J’aimerais pouvoir te dire que tout va bien, mais ce n’est pas vraiment le cas. Je vis avec  tout ça parce que je n’ai pas d’autre choix, je suis fière d’être là où je suis maintenant, j’ai surmonté tant de choses ! Le kyste est toujours présent sur ma colonne vertébrale et la pression aussi, j’ai appris à identifier les symptômes et à rester calme quand je les ressens car parfois, je ne peux même pas respirer. La plupart des matins, je me réveille avec une certaine faiblesse dans les jambes, sauter du lit et aller directement aux toilettes est définitivement une chose du passé ; de nos jours, je fais du yoga avant même d’envisager de sortir du lit. Tout est neurologique, tous ces messages qui sont envoyés dans votre moelle épinière pour atteindre votre cerveau sont produits sans que vous ne vous en rendiez compte. Dans ma situation, il arrive que je ne reçoive pas le message à temps et je peux passer pour quelqu’un de lent, d’ignorant ou de maladroit – ce qui m’a permis de comprendre que ce n’est pas vrai de moi, mais bien de mon état.

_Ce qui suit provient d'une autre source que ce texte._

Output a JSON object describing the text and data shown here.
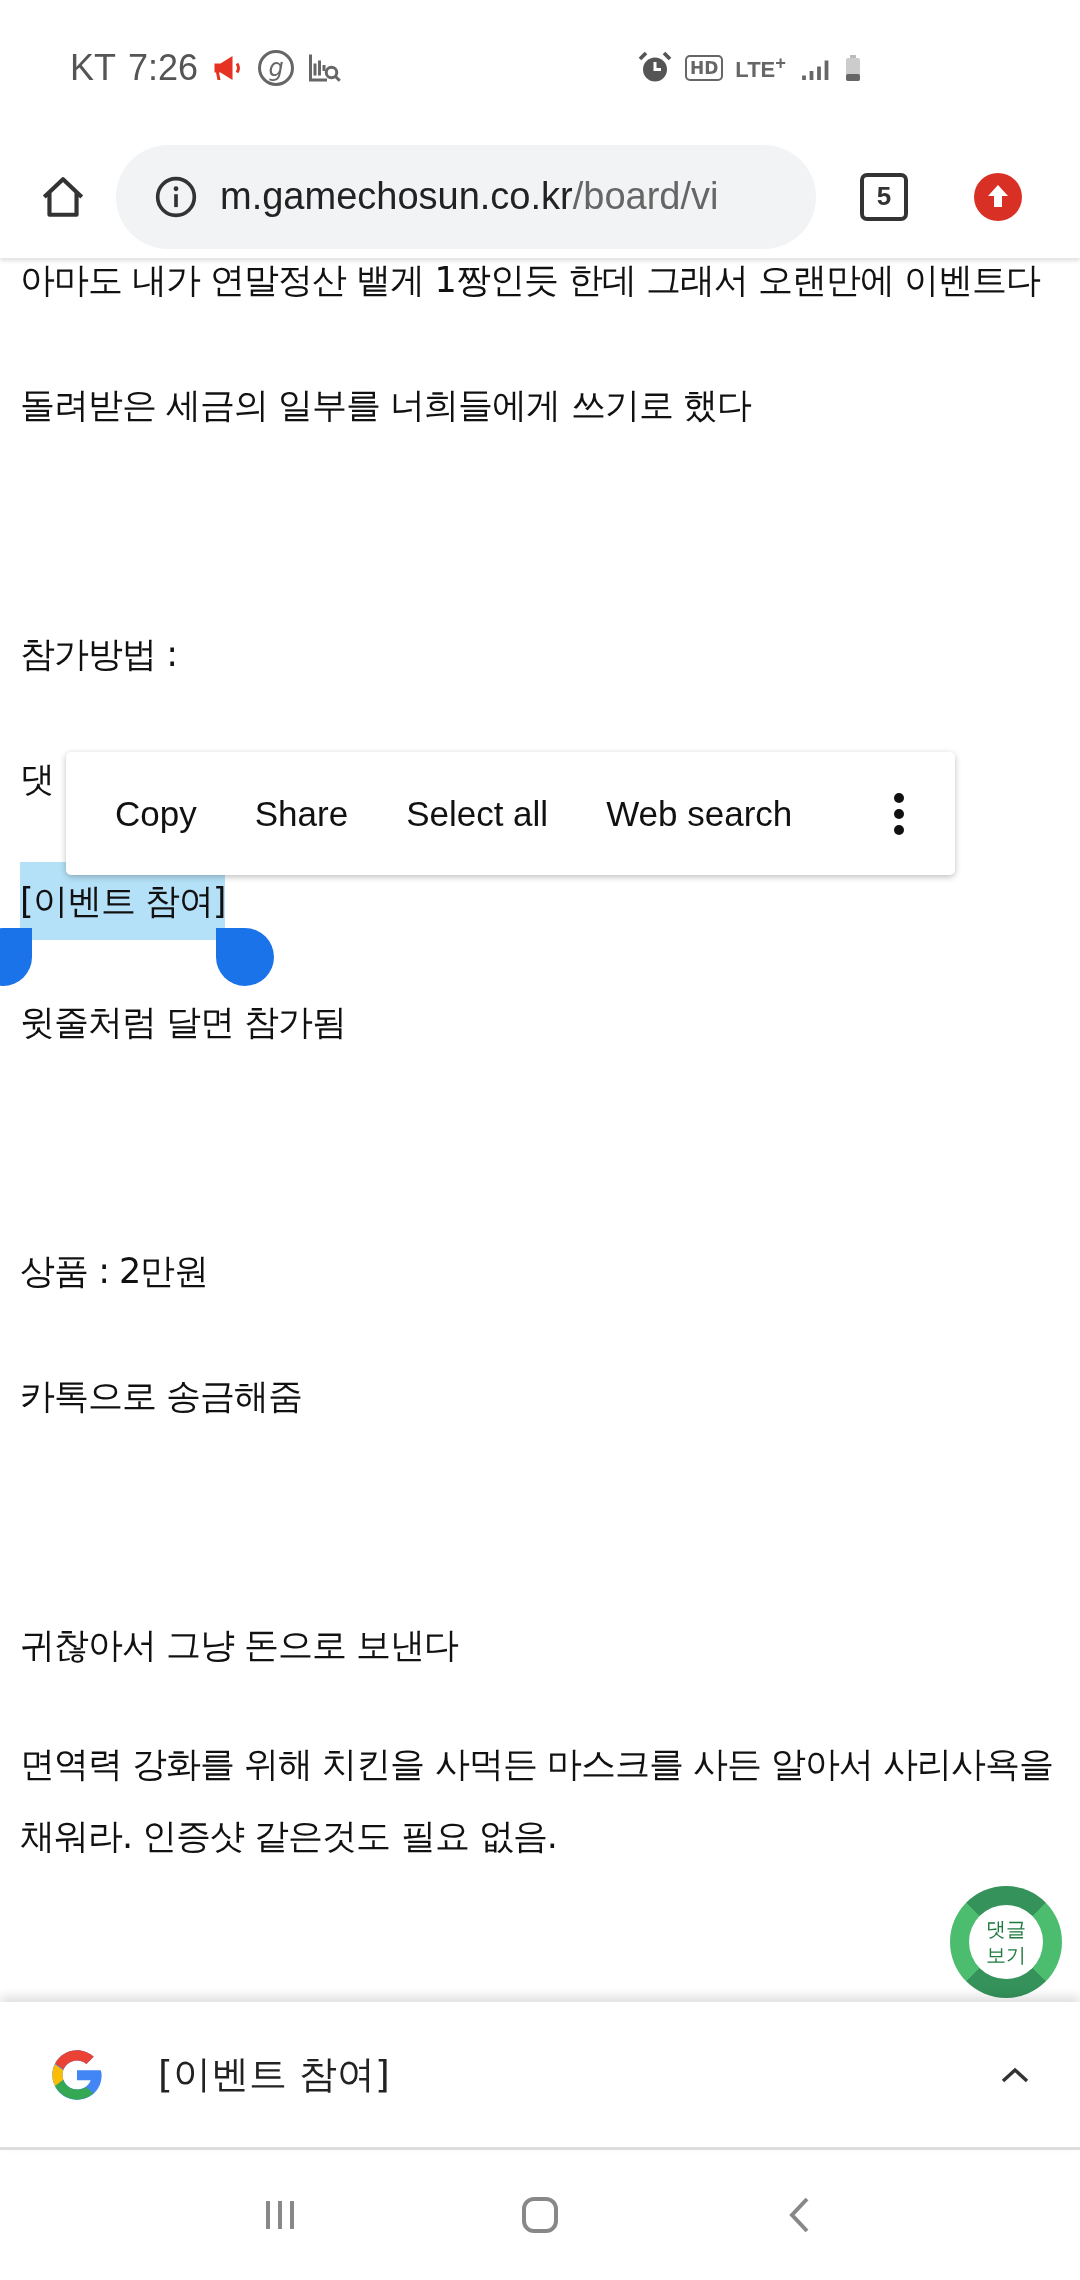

Les médecins m’ont averti que si j’ai un enfant, la grossesse et l’accouchement peuvent augmenter les risques de perdre mes jambes. De même, un autre accident de vélo pourrait également causer la perte de mes jambes. Ou alors, je peux simplement continuer à vivre et, à un moment donné, mon kyste pourrait aussi finir par provoquer une pression suffisante sur ma colonne pour que je perde mes jambes. Dans tous les cas, mes jambes ne seront pas toujours là. Et je dois en tirer le meilleur parti. Alors, je me remets au BMX.

Il y a 10 ans, une des rideuses les plus prometteuses de la scène

De ce que j’ai vu, tu vis maintenant un jour après l’autre, qu’as-tu changé dans ta vie pour t’adapter à ton état de santé ?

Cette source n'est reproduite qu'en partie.